The only way a Greens candidate is going to be elected is if we change our voting system into a preferential one.
And I don’t mean a two party preferred system, but direct proportional representation that treats the state as a single electorate.
This way if the Greens get 10% of the primary vote they get 10% of the State representation.
So if there are 100 seats then the Greens would automatically get 10 seats allocated to them.
This is more like the way Federal Senators are chosen.
And what I like about this system is that rather than going to a local member about a problem they may know very little about, you would go to the relevant State minister or department with your query.

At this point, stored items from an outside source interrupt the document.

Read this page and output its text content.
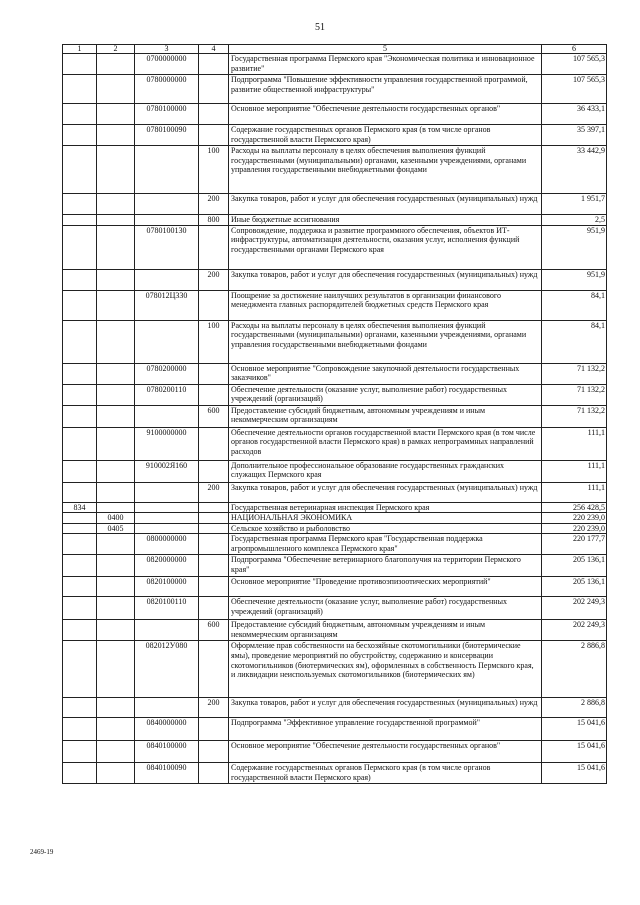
51
1	2	3	4	5	6
		0700000000		Государственная программа Пермского края "Экономическая политика и инновационное развитие"	107 565,3
		0780000000		Подпрограмма "Повышение эффективности управления государственной программой, развитие общественной инфраструктуры"	107 565,3
		0780100000		Основное мероприятие "Обеспечение деятельности государственных органов"	36 433,1
		0780100090		Содержание государственных органов Пермского края (в том числе органов государственной власти Пермского края)	35 397,1
			100	Расходы на выплаты персоналу в целях обеспечения выполнения функций государственными (муниципальными) органами, казенными учреждениями, органами управления государственными внебюджетными фондами	33 442,9
			200	Закупка товаров, работ и услуг для обеспечения государственных (муниципальных) нужд	1 951,7
			800	Иные бюджетные ассигнования	2,5
		0780100130		Сопровождение, поддержка и развитие программного обеспечения, объектов ИТ-инфраструктуры, автоматизация деятельности, оказания услуг, исполнения функций государственными органами Пермского края	951,9
			200	Закупка товаров, работ и услуг для обеспечения государственных (муниципальных) нужд	951,9
		078012Ц330		Поощрение за достижение наилучших результатов в организации финансового менеджмента главных распорядителей бюджетных средств Пермского края	84,1
			100	Расходы на выплаты персоналу в целях обеспечения выполнения функций государственными (муниципальными) органами, казенными учреждениями, органами управления государственными внебюджетными фондами	84,1
		0780200000		Основное мероприятие "Сопровождение закупочной деятельности государственных заказчиков"	71 132,2
		0780200110		Обеспечение деятельности (оказание услуг, выполнение работ) государственных учреждений (организаций)	71 132,2
			600	Предоставление субсидий бюджетным, автономным учреждениям и иным некоммерческим организациям	71 132,2
		9100000000		Обеспечение деятельности органов государственной власти Пермского края (в том числе органов государственной власти Пермского края) в рамках непрограммных направлений расходов	111,1
		910002Я160		Дополнительное профессиональное образование государственных гражданских служащих Пермского края	111,1
			200	Закупка товаров, работ и услуг для обеспечения государственных (муниципальных) нужд	111,1
834				Государственная ветеринарная инспекция Пермского края	256 428,5
	0400			НАЦИОНАЛЬНАЯ ЭКОНОМИКА	220 239,0
	0405			Сельское хозяйство и рыболовство	220 239,0
		0800000000		Государственная программа Пермского края "Государственная поддержка агропромышленного комплекса Пермского края"	220 177,7
		0820000000		Подпрограмма "Обеспечение ветеринарного благополучия на территории Пермского края"	205 136,1
		0820100000		Основное мероприятие "Проведение противоэпизоотических мероприятий"	205 136,1
		0820100110		Обеспечение деятельности (оказание услуг, выполнение работ) государственных учреждений (организаций)	202 249,3
			600	Предоставление субсидий бюджетным, автономным учреждениям и иным некоммерческим организациям	202 249,3
		082012У080		Оформление прав собственности на бесхозяйные скотомогильники (биотермические ямы), проведение мероприятий по обустройству, содержанию и консервации скотомогильников (биотермических ям), оформленных в собственность Пермского края, и ликвидации неиспользуемых скотомогильников (биотермических ям)	2 886,8
			200	Закупка товаров, работ и услуг для обеспечения государственных (муниципальных) нужд	2 886,8
		0840000000		Подпрограмма "Эффективное управление государственной программой"	15 041,6
		0840100000		Основное мероприятие "Обеспечение деятельности государственных органов"	15 041,6
		0840100090		Содержание государственных органов Пермского края (в том числе органов государственной власти Пермского края)	15 041,6
2469-19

Andrew Bartlett 26/03/09 11:04PM

Unfortunately Denise, the chances of a proportional representation system being brought in is minimal.

There was one genuine opportunity for Queensland to go down path, and that was when the Electoral and Administrative Review Commission (EARC) conducted an inquiry into Qld’s electoral system following the election of the Goss government. Although the inquiry was predominantly initiated to look at improvements to the gerrymander / malapportionment that had been in place over the previous 4 decades, the multi-member electorate proportional representation model was put forward by a lot of people. Even though the lack of an Upper House provided an even greater justification, EARC unfortunately didn’t recommend such a model. There was no obligation on the Goss government to accept a recommendation like that of course, but in the post-Fitzgerald ‘new broom’ atmosphere of the time, it would have been problematic for them to reject it.

Anyway, it didn’t happen and no major party is going to bring it in voluntarily. Which means that like it or not, the Greens are going to have to start winning seats through winning contests in single member electorates if they want to have more clout.

I appreciate (very much I can assure) how incredibly difficult this is for a minor party, but that’s the way it is.